Discrete Math: CS70, prepositions

Question

For each of the following cases, is $$∀k \in \mathbb{N} \;\big(P(k) {\implies} P(2k)\big)$$ true, false or dependent on the value of $P(k)\,?$

a) $∀n \in \mathbb{N} \;P(n),$

b) $P(0) ∧ P(1),$

c) $∀n \in \mathbb{N} \;P(2n).$

My answers are:

a)true (because for any natural number $n,$ $P(n)$ is true so $P(2n)$ will also be true,

b)true,

c)true.

But I don't know if they are right or wrong. I don't really understand the question.

Answer 1

First, notice that the sentence $$A{\to}B$$ is true whenever $B$ is true. We use this fact in parts (a) and (c) below.

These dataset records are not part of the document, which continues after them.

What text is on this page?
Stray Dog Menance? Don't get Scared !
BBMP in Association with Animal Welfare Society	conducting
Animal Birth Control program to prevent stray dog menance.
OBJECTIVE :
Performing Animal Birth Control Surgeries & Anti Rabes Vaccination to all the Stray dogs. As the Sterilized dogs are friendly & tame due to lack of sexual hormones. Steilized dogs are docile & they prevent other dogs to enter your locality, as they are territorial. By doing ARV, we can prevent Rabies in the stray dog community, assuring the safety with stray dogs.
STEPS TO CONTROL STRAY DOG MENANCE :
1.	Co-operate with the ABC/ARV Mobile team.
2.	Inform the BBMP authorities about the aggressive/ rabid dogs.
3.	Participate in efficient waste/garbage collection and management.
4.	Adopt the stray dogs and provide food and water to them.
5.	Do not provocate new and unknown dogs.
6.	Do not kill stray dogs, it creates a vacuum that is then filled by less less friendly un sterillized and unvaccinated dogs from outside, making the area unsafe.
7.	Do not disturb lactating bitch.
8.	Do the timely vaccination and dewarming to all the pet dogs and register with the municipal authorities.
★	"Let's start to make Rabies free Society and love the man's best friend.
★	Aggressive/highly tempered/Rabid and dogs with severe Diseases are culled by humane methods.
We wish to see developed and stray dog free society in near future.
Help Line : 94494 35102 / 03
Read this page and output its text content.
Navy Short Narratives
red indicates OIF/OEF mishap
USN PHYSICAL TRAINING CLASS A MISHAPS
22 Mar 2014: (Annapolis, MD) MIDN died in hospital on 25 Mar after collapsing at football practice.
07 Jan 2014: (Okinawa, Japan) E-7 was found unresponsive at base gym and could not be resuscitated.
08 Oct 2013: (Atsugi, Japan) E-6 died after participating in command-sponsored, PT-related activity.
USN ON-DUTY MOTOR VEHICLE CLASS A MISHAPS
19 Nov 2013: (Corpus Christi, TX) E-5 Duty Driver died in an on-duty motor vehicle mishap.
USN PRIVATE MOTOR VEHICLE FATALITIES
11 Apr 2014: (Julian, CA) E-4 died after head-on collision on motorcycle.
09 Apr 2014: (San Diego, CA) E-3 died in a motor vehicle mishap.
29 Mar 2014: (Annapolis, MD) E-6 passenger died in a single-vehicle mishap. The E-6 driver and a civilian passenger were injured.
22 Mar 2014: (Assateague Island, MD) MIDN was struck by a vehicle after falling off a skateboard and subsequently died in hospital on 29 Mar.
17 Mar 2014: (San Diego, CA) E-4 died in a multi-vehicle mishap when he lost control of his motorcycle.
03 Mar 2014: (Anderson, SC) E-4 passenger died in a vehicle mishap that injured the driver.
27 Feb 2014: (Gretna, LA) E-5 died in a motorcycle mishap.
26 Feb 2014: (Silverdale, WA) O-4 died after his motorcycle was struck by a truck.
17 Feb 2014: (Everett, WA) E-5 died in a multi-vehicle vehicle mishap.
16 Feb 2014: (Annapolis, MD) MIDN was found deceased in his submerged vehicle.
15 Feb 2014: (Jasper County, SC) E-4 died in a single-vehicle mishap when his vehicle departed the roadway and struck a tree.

$$∀k{∈}N \;\big(P(k) {\implies} P(2k)\big)\tag#$$

a) $∀n{∈}N \;P(n)$

a)true (because for any natural number $n,$ $P(n)$ is true so $P(2n)$ will also be true

Yes, the given statement (a) tells us that $P(2k)$ is true regardless of quantification; thus, so is $P(k) {\implies} P(2k);$ thus, $(\#)$ is true.

b) $P(0) ∧ P(1)$

b)true

No. Here are two possibilities that are consistent with the given statement (b):

• statement (a) is true, in which case $(\#)$ is true,
• $P(2)$ is false, in which case $(\#)$ is false.

Thus, we have insufficient information to conclude whether $(\#)$ is true or false.

c) $∀n{∈}N \;P(2n)$

c)true

Yes, the given statement (c) tells us that $P(k) {\implies} P(2k)$ is true regardless of quantification; thus, $(\#)$ is true.